There were many things she'd like to say, but her daughter would never survive if she uttered them. Instead, she chose only one. Raising her head and clasping her hands together, she looked each of her neighbours in the eye. It bought her time to pull the spindle of undyed thread from where she had hidden it.
"May the Mother accept me into her arms, where those innocently accused go before me. May you find peace and solace in the aftermath of destruction and may love heal the wounds left open to the cold." Bowing her head, she felt the power sink into the spindle. It would do no harm if found by anyone. The spell had been cast. "I am ready," she spoke.
It would be a long time before her final wish would be granted.
The spindle fell to the ground unnoticed by the crowd, and rolled to the base of the tree. Tiny fingers picked it up, twirling it between a forefinger and a thumb. She dared not look up at the tree where its victims hung like apron strings. The spindle still pulsed and the little girl recalled her mother's words. She had told her daughter to forgive, had said that the girls and the village did not know what they did. They did not understand the word they accused them with.

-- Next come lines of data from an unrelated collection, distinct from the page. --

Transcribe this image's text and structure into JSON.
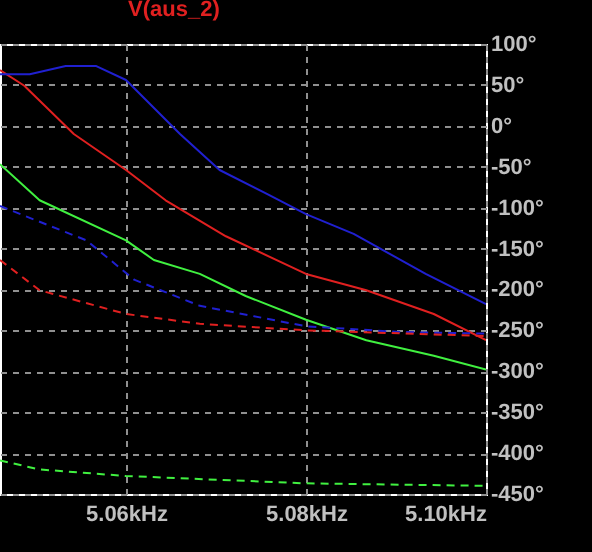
{
  "chart_data": {
    "type": "line",
    "title": "V(aus_2)",
    "xlim": [
      5.046,
      5.1
    ],
    "ylim": [
      -450,
      100
    ],
    "xticks": [
      {
        "value": 5.06,
        "label": "5.06kHz"
      },
      {
        "value": 5.08,
        "label": "5.08kHz"
      },
      {
        "value": 5.1,
        "label": "5.10kHz"
      }
    ],
    "yticks": [
      {
        "value": 100,
        "label": "100°"
      },
      {
        "value": 50,
        "label": "50°"
      },
      {
        "value": 0,
        "label": "0°"
      },
      {
        "value": -50,
        "label": "-50°"
      },
      {
        "value": -100,
        "label": "-100°"
      },
      {
        "value": -150,
        "label": "-150°"
      },
      {
        "value": -200,
        "label": "-200°"
      },
      {
        "value": -250,
        "label": "-250°"
      },
      {
        "value": -300,
        "label": "-300°"
      },
      {
        "value": -350,
        "label": "-350°"
      },
      {
        "value": -400,
        "label": "-400°"
      },
      {
        "value": -450,
        "label": "-450°"
      }
    ],
    "grid": true,
    "marker": "none",
    "series": [
      {
        "color": "#e02020",
        "line_style": "solid",
        "x": [
          5.046,
          5.0487,
          5.0542,
          5.06,
          5.0644,
          5.0711,
          5.08,
          5.0867,
          5.0942,
          5.1
        ],
        "values": [
          68,
          49,
          -10,
          -54,
          -91,
          -135,
          -181,
          -201,
          -230,
          -262
        ]
      },
      {
        "color": "#2020d0",
        "line_style": "solid",
        "x": [
          5.046,
          5.0493,
          5.0533,
          5.0567,
          5.06,
          5.066,
          5.0704,
          5.0756,
          5.08,
          5.0853,
          5.0933,
          5.1
        ],
        "values": [
          63,
          63,
          73,
          73,
          56,
          -10,
          -54,
          -83,
          -108,
          -132,
          -181,
          -218
        ]
      },
      {
        "color": "#40f040",
        "line_style": "solid",
        "x": [
          5.046,
          5.0504,
          5.06,
          5.0631,
          5.0682,
          5.0733,
          5.08,
          5.0867,
          5.0942,
          5.1
        ],
        "values": [
          -47,
          -91,
          -140,
          -164,
          -181,
          -208,
          -237,
          -262,
          -281,
          -298
        ]
      },
      {
        "color": "#2020d0",
        "line_style": "dashed",
        "x": [
          5.046,
          5.0556,
          5.0609,
          5.0682,
          5.08,
          5.0904,
          5.1
        ],
        "values": [
          -98,
          -140,
          -188,
          -220,
          -245,
          -252,
          -254
        ]
      },
      {
        "color": "#e02020",
        "line_style": "dashed",
        "x": [
          5.046,
          5.0504,
          5.06,
          5.0682,
          5.08,
          5.1
        ],
        "values": [
          -164,
          -201,
          -230,
          -242,
          -250,
          -257
        ]
      },
      {
        "color": "#40f040",
        "line_style": "dashed",
        "x": [
          5.046,
          5.0504,
          5.06,
          5.08,
          5.1
        ],
        "values": [
          -409,
          -420,
          -428,
          -437,
          -440
        ]
      }
    ]
  }
}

A shadow fell over her and dry, wrinkled fingers touched her shoulder gently. Her grandmother leaned heavily on her cane, grief making her eyes glossy. Her grandmother had escaped the accusations. She didn't know why; didn't the village understand how it worked? They could point fingers and fling the word around but they knew nothing. It was learned. One couldn't be lured to it. It came down the line, parent to child.
"Come, child," Grandmother whispered. "We must go home to your brothers."
"I hate them," the child said, staring past her grandmother to the group of clustered villagers who huddled and discussed the next round of trials. "I hate them all."
"You must learn to forgive them. This will pass as it has before." The angry child pushed her hand away, still griping the spindle and bright fibres. "Do nothing rash that you cannot undo."
She squeezed the spindle one last time, not seeing how the thread changed from grey to red, and then dropped it on the path as she walked away. No one saw the calloused hand that stooped to pick it up before placing it in his pocket. Up on the hill, outlined by the lowering sun, the figures swayed on the branches of the tree.